Au cours des 10 dernières années, neuf décès ont été enregistrés dans les centres fermés : trois au centre fermé de Merksplas, un à Bruges, trois à Vottem et deux au centre 127bis. Six d’entre eux étaient dus à un suicide.
Une décision de détention repose sur une évaluation individuelle de tous les éléments du dossier. Les informations médicales dont dispose l’Office des étrangers à ce moment-là sont également prises en compte. Ces éléments médicaux sont en outre réévalués par les instances de recours.
Comme je l’ai expliqué, les centres fermés disposent déjà d’un cadre médical et psychologique étendu. Lors de leur admission, les résidents sont informés de la possibilité de faire appel à une aide psychologique. De plus, les résidents vulnérables font l’objet d’une discussion lors d’une concertation multidisciplinaire.
Si le pays d’origine a besoin d’une aide médicale supplémentaire, celle-ci peut être fournie dans le cadre d’un programme special needs.
Ma réplique:
Madame la ministre, je vous remercie pour la réponse.

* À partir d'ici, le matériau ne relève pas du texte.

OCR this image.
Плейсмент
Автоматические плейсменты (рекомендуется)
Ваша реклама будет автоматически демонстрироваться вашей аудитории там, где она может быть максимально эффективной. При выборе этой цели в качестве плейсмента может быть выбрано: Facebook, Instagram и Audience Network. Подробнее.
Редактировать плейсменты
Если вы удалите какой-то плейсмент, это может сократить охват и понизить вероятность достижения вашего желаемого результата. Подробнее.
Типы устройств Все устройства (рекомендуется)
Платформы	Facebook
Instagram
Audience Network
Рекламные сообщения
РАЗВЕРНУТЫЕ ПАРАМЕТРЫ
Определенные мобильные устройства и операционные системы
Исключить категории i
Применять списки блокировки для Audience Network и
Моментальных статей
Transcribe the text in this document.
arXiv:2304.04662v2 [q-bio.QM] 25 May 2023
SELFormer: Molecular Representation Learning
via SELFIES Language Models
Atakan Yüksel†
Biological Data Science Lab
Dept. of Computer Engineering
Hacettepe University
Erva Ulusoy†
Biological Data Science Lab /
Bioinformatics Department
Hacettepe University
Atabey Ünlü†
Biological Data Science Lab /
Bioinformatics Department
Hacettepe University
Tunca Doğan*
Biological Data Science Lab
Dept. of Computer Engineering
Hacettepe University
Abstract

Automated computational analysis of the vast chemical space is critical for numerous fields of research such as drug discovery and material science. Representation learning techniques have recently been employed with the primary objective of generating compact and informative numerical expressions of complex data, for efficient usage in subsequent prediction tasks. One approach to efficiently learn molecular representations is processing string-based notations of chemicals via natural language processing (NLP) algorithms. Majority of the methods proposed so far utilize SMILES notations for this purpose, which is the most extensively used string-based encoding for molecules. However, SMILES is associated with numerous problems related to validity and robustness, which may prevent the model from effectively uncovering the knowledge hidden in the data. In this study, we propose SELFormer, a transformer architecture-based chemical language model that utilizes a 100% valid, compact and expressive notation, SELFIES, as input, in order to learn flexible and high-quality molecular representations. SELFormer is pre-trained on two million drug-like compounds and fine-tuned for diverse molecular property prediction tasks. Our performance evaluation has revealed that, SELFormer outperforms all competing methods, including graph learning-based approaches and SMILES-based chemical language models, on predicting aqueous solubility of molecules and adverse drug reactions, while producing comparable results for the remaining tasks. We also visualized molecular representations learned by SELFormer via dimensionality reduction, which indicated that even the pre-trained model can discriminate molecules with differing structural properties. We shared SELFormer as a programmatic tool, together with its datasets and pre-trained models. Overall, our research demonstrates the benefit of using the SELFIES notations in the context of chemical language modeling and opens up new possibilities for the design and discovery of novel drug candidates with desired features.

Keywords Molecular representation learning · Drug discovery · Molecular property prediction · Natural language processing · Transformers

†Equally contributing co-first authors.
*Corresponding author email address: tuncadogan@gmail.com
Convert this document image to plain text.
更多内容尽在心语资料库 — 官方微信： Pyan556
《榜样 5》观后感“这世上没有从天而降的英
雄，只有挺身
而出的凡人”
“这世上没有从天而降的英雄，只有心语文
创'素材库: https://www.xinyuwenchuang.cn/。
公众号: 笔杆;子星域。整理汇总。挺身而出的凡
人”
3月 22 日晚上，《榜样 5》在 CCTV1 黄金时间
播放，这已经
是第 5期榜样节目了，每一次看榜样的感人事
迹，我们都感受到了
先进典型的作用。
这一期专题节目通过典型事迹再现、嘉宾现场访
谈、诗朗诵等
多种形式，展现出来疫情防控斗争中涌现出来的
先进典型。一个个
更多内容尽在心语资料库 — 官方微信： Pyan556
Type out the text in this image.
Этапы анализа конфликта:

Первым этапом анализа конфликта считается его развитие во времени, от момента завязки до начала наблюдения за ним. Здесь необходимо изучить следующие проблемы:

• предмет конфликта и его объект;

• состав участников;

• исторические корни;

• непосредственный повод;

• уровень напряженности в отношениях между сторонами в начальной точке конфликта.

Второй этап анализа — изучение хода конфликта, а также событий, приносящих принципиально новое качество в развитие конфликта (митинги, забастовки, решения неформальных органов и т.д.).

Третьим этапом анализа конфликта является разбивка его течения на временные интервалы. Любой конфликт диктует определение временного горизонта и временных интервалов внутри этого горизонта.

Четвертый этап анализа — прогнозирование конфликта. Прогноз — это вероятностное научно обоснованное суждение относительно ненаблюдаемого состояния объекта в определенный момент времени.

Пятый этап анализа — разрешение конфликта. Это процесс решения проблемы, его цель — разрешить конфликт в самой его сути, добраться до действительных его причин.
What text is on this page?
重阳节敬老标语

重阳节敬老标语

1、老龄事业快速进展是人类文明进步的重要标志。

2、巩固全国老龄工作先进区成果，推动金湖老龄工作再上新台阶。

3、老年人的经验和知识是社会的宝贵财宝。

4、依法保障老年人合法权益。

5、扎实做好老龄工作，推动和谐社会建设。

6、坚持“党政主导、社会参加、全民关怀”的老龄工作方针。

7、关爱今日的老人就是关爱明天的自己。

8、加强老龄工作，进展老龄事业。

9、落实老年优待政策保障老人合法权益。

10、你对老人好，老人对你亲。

Nous sommes ici face à une personne qui s’est suicidée parce qu’elle était enfermée dans un centre fermé en raison de nos politiques. Tout ne s’est donc pas passé comme il le fallait. Il y a bien eu des dysfonctionnements, et j’estime que les propos de l’avocate de Mahmoud, selon lesquels elle avait signalé la fragilité psychologique de son client qui s’est ensuite vu refuser des médicaments, doivent être pris en compte dans le cadre de l’enquête que vous avez annoncée.
Je suis soulagée par cette annonce d’enquête. En effet, la première partie de la réponse laissait entendre que vous étiez prêts à recommencer, prêts à assumer, au nom de vos politiques, que des Palestiniens se suicident en prison au nom d’un imbroglio administratif voulant renvoyer des personnes ayant obtenu un statut en Grèce – un pays qui ne respecte absolument pas, au regard de nombreux rapports, les droits des personnes qui ont besoin de l’accueil le plus élémentaire. Une personne dans un tel état psychologique ne devait pas être renvoyée vers la Grèce, c’est une évidence.
Je suis donc heureuse d’entendre qu’une enquête sera menée tout du moins. Il y a quelques années, cet événement aurait entraîné la démission de la ministre, mais nous n’en sommes plus là, comme nous le savons. J’espère que cette enquête mènera à des changements de fond au niveau de la politique de l’asile. En effet, plus aucun demandeur d’asile, plus aucune personne sans titre de séjour ne doit se suicider dans notre pays en raison de nos politiques de migration absurdes. Ce principe devrait constituer votre boussole, madame la ministre.